The paper presents a novel two-stage normalizing flows method that combines component densities learned from samples with analytical terms to model complex distributions.

Findings

Accurately recovers nonlinear target structures

Provides stable and flexible density approximations

Effective in real-world astronomy application

Abstract

In many scientific applications, the target probability distribution cannot be evaluated in closed form or sampled from directly. Instead, it can often be decomposed into multiple components, some of which are accessible only through samples generated by simulators or external datasets, while others admit tractable mathematical expressions or are specified through statistical assumptions about variable relationships. Developing inference methods that coherently integrate these heterogeneous sources of information remains an open challenge. In this paper, we propose a Two-Stage Normalizing Flows framework for approximating and sampling from such distributions. The method first learns the densities of components for which only samples are available, and then combines the outputs with the analytically specified terms to reconstruct the full target distribution in a second stage.
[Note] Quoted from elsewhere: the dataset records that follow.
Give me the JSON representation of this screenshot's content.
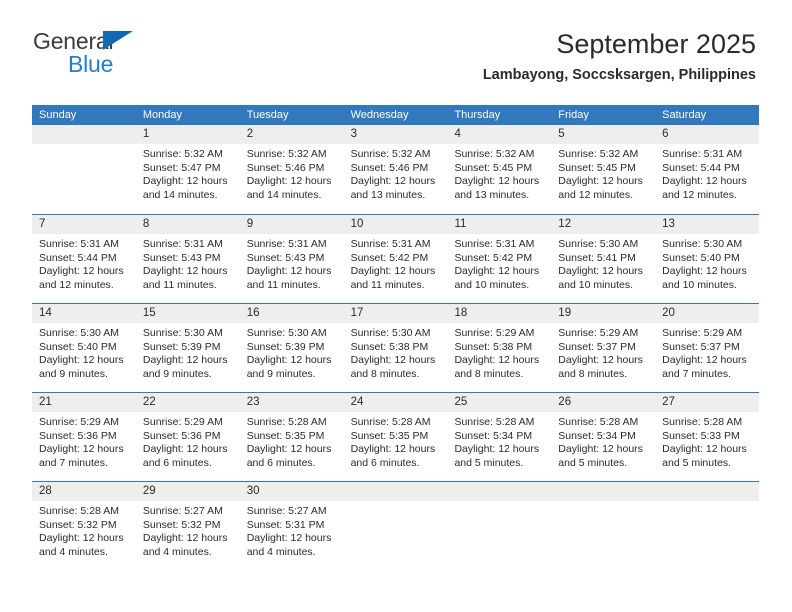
{
  "brand": {
    "name_top": "General",
    "name_bottom": "Blue",
    "triangle_icon": "triangle-logo-icon"
  },
  "header": {
    "title": "September 2025",
    "subtitle": "Lambayong, Soccsksargen, Philippines"
  },
  "colors": {
    "header_blue": "#3179bc",
    "brand_blue": "#1e7fd4",
    "triangle_blue": "#1368b3",
    "day_number_bg": "#eeeeee",
    "text": "#2b2b2b"
  },
  "weekdays": [
    "Sunday",
    "Monday",
    "Tuesday",
    "Wednesday",
    "Thursday",
    "Friday",
    "Saturday"
  ],
  "weeks": [
    [
      {
        "day": "",
        "lines": []
      },
      {
        "day": "1",
        "lines": [
          "Sunrise: 5:32 AM",
          "Sunset: 5:47 PM",
          "Daylight: 12 hours",
          "and 14 minutes."
        ]
      },
      {
        "day": "2",
        "lines": [
          "Sunrise: 5:32 AM",
          "Sunset: 5:46 PM",
          "Daylight: 12 hours",
          "and 14 minutes."
        ]
      },
      {
        "day": "3",
        "lines": [
          "Sunrise: 5:32 AM",
          "Sunset: 5:46 PM",
          "Daylight: 12 hours",
          "and 13 minutes."
        ]
      },
      {
        "day": "4",
        "lines": [
          "Sunrise: 5:32 AM",
          "Sunset: 5:45 PM",
          "Daylight: 12 hours",
          "and 13 minutes."
        ]
      },
      {
        "day": "5",
        "lines": [
          "Sunrise: 5:32 AM",
          "Sunset: 5:45 PM",
          "Daylight: 12 hours",
          "and 12 minutes."
        ]
      },
      {
        "day": "6",
        "lines": [
          "Sunrise: 5:31 AM",
          "Sunset: 5:44 PM",
          "Daylight: 12 hours",
          "and 12 minutes."
        ]
      }
    ],
    [
      {
        "day": "7",
        "lines": [
          "Sunrise: 5:31 AM",
          "Sunset: 5:44 PM",
          "Daylight: 12 hours",
          "and 12 minutes."
        ]
      },
      {
        "day": "8",
        "lines": [
          "Sunrise: 5:31 AM",
          "Sunset: 5:43 PM",
          "Daylight: 12 hours",
          "and 11 minutes."
        ]
      },
      {
        "day": "9",
        "lines": [
          "Sunrise: 5:31 AM",
          "Sunset: 5:43 PM",
          "Daylight: 12 hours",
          "and 11 minutes."
        ]
      },
      {
        "day": "10",
        "lines": [
          "Sunrise: 5:31 AM",
          "Sunset: 5:42 PM",
          "Daylight: 12 hours",
          "and 11 minutes."
        ]
      },
      {
        "day": "11",
        "lines": [
          "Sunrise: 5:31 AM",
          "Sunset: 5:42 PM",
          "Daylight: 12 hours",
          "and 10 minutes."
        ]
      },
      {
        "day": "12",
        "lines": [
          "Sunrise: 5:30 AM",
          "Sunset: 5:41 PM",
          "Daylight: 12 hours",
          "and 10 minutes."
        ]
      },
      {
        "day": "13",
        "lines": [
          "Sunrise: 5:30 AM",
          "Sunset: 5:40 PM",
          "Daylight: 12 hours",
          "and 10 minutes."
        ]
      }
    ],
    [
      {
        "day": "14",
        "lines": [
          "Sunrise: 5:30 AM",
          "Sunset: 5:40 PM",
          "Daylight: 12 hours",
          "and 9 minutes."
        ]
      },
      {
        "day": "15",
        "lines": [
          "Sunrise: 5:30 AM",
          "Sunset: 5:39 PM",
          "Daylight: 12 hours",
          "and 9 minutes."
        ]
      },
      {
        "day": "16",
        "lines": [
          "Sunrise: 5:30 AM",
          "Sunset: 5:39 PM",
          "Daylight: 12 hours",
          "and 9 minutes."
        ]
      },
      {
        "day": "17",
        "lines": [
          "Sunrise: 5:30 AM",
          "Sunset: 5:38 PM",
          "Daylight: 12 hours",
          "and 8 minutes."
        ]
      },
      {
        "day": "18",
        "lines": [
          "Sunrise: 5:29 AM",
          "Sunset: 5:38 PM",
          "Daylight: 12 hours",
          "and 8 minutes."
        ]
      },
      {
        "day": "19",
        "lines": [
          "Sunrise: 5:29 AM",
          "Sunset: 5:37 PM",
          "Daylight: 12 hours",
          "and 8 minutes."
        ]
      },
      {
        "day": "20",
        "lines": [
          "Sunrise: 5:29 AM",
          "Sunset: 5:37 PM",
          "Daylight: 12 hours",
          "and 7 minutes."
        ]
      }
    ],
    [
      {
        "day": "21",
        "lines": [
          "Sunrise: 5:29 AM",
          "Sunset: 5:36 PM",
          "Daylight: 12 hours",
          "and 7 minutes."
        ]
      },
      {
        "day": "22",
        "lines": [
          "Sunrise: 5:29 AM",
          "Sunset: 5:36 PM",
          "Daylight: 12 hours",
          "and 6 minutes."
        ]
      },
      {
        "day": "23",
        "lines": [
          "Sunrise: 5:28 AM",
          "Sunset: 5:35 PM",
          "Daylight: 12 hours",
          "and 6 minutes."
        ]
      },
      {
        "day": "24",
        "lines": [
          "Sunrise: 5:28 AM",
          "Sunset: 5:35 PM",
          "Daylight: 12 hours",
          "and 6 minutes."
        ]
      },
      {
        "day": "25",
        "lines": [
          "Sunrise: 5:28 AM",
          "Sunset: 5:34 PM",
          "Daylight: 12 hours",
          "and 5 minutes."
        ]
      },
      {
        "day": "26",
        "lines": [
          "Sunrise: 5:28 AM",
          "Sunset: 5:34 PM",
          "Daylight: 12 hours",
          "and 5 minutes."
        ]
      },
      {
        "day": "27",
        "lines": [
          "Sunrise: 5:28 AM",
          "Sunset: 5:33 PM",
          "Daylight: 12 hours",
          "and 5 minutes."
        ]
      }
    ],
    [
      {
        "day": "28",
        "lines": [
          "Sunrise: 5:28 AM",
          "Sunset: 5:32 PM",
          "Daylight: 12 hours",
          "and 4 minutes."
        ]
      },
      {
        "day": "29",
        "lines": [
          "Sunrise: 5:27 AM",
          "Sunset: 5:32 PM",
          "Daylight: 12 hours",
          "and 4 minutes."
        ]
      },
      {
        "day": "30",
        "lines": [
          "Sunrise: 5:27 AM",
          "Sunset: 5:31 PM",
          "Daylight: 12 hours",
          "and 4 minutes."
        ]
      },
      {
        "day": "",
        "lines": []
      },
      {
        "day": "",
        "lines": []
      },
      {
        "day": "",
        "lines": []
      },
      {
        "day": "",
        "lines": []
      }
    ]
  ]
}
The resulting model enables both point-wise density evaluation and efficient generation of representative samples, without requiring direct access to the full target density or joint samples from the complete model. We assess the proposed approach through simulation studies in joint density inference and Bayesian hierarchical models with inaccessible likelihoods. The proposed framework is able to accurately recover complex, highly nonlinear target structures using only partial information about the target density, providing stable and flexible approximations in settings where standard modeling assumptions do not hold (or when complete access to the target distribution is not available). Analysis of a large scale astronomy application highlights interesting differences between our method and existing approaches. Our normalizing flows procedure offers a robust and flexible approach to inference for intractable target distributions across both simulated and real-world applications.